On Monday, Bush appeared at Johns Hopkins University's Paul H. Nitze School of Advanced International Studies, where a graduate student asked him about his role in the leak of classified information. The president, who had once perplexedly said, "I want to know the truth," replied, "I wanted people to see the truth and thought it made sense for people to see the truth." Was blind but now he sees? Grace (or Patrick Fitzgerald) had led him home.

Bush acted in the beginning as an innocent injured party. He pretended to be utterly baffled by events. His feigned unawareness was intended to deflect attention from himself. His call to find those responsible was to ensure that the facts would never be known. When he was exposed, he donned a new guise. Instead of the seeker of truth, he became the truth teller.

(snip)

President Bush, having previously play-acted as unknowing, is now engaged in the make-believe that he is helping people "see the truth." Yet the White House refuses to declassify the one-page summary of the NIE used to brief Bush. Presumably, it contains the caveats from various intelligence sources on Saddam's WMD, showing that the case remained unproved and shaky when Bush presented it as conclusive.
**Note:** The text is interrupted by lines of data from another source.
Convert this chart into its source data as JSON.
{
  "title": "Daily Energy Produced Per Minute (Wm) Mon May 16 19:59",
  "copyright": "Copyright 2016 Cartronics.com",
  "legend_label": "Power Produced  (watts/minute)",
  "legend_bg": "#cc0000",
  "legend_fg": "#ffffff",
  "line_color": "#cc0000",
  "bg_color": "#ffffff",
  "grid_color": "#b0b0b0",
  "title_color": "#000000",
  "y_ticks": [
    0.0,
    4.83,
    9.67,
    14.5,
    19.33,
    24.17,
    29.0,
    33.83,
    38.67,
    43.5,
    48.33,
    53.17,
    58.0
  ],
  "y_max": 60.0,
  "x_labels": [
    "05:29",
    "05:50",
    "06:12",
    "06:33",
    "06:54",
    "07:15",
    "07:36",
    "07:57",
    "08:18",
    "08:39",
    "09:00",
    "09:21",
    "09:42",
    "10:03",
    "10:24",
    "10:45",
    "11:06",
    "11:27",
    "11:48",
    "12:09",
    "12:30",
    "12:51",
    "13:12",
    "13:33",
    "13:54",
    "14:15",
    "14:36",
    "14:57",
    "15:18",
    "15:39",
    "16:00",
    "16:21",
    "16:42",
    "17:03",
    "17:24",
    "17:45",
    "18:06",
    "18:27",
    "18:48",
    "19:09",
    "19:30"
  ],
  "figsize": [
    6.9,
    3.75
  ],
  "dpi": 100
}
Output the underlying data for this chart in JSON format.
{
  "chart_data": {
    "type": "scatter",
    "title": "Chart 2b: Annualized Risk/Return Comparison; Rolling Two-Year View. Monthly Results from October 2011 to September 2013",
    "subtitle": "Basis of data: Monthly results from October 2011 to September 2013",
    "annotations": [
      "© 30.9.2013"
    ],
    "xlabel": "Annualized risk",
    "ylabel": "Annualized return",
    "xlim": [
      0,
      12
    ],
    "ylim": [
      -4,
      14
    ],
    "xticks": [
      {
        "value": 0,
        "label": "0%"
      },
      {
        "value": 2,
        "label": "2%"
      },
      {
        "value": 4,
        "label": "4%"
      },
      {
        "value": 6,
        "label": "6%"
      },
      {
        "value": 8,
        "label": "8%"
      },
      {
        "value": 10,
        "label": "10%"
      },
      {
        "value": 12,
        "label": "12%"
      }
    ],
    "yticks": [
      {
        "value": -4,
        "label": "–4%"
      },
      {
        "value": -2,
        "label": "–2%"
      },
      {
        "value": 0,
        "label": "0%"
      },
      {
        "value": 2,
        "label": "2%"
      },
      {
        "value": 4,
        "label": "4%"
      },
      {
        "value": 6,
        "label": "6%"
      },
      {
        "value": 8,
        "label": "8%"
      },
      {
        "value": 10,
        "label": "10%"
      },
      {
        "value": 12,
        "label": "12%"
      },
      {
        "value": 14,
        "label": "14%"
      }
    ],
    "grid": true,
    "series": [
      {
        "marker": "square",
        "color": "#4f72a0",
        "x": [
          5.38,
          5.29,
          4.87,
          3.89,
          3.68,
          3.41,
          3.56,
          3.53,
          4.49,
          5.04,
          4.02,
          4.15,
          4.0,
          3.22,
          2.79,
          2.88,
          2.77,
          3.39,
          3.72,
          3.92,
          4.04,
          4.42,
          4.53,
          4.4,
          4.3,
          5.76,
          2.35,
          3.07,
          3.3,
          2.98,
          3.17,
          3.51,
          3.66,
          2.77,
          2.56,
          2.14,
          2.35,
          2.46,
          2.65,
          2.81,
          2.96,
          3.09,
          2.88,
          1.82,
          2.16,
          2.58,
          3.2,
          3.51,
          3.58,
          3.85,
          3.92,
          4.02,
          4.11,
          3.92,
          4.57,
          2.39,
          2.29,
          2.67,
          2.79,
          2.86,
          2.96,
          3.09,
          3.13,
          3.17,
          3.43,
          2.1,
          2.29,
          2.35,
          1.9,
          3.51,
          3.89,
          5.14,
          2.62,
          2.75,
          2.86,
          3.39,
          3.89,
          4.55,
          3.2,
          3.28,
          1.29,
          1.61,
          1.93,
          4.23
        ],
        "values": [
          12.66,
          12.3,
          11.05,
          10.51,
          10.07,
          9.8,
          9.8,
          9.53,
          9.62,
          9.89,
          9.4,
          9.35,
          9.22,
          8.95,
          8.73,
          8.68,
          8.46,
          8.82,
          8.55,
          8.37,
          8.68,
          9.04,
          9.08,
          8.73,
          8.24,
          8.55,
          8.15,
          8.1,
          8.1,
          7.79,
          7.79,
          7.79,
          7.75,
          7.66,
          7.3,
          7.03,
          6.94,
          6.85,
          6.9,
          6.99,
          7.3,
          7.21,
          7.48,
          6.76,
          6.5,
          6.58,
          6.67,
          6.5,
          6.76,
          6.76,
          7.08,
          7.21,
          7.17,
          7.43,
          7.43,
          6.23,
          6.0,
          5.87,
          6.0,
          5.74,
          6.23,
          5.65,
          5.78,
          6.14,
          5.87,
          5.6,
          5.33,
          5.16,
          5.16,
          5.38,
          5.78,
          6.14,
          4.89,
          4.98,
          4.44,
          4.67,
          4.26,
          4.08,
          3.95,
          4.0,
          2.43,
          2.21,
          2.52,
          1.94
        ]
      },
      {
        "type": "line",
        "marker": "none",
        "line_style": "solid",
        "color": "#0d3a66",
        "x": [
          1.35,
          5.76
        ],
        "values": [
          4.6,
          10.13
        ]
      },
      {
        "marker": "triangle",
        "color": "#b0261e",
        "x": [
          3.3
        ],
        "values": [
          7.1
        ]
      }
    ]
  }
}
The White House also refuses to release the transcripts of Bush's and Cheney's testimony before the prosecutor. As witnesses they are not bound by any rule of secrecy and are free to discuss their testimony publicly. During the Watergate investigation, the Supreme Court ruled unanimously that President Nixon had to turn over his secret audiotapes to the prosecutor. Fitzgerald obviously already has the White House transcripts. Only the public is uninformed of their contents. Why won't the White House release them now? Indeed, there is a precedent. On June 24, 2000, then Vice President Al Gore made public his testimony to the Justice Department investigation into campaign finance. (While Bush and Cheney insisted on giving testimony without being sworn under oath, they remain legally liable. Under Title 18, Section 1001 of the U.S. Code, anyone who testifies falsely in a federal inquiry may be fined and sentenced to five years in prison.)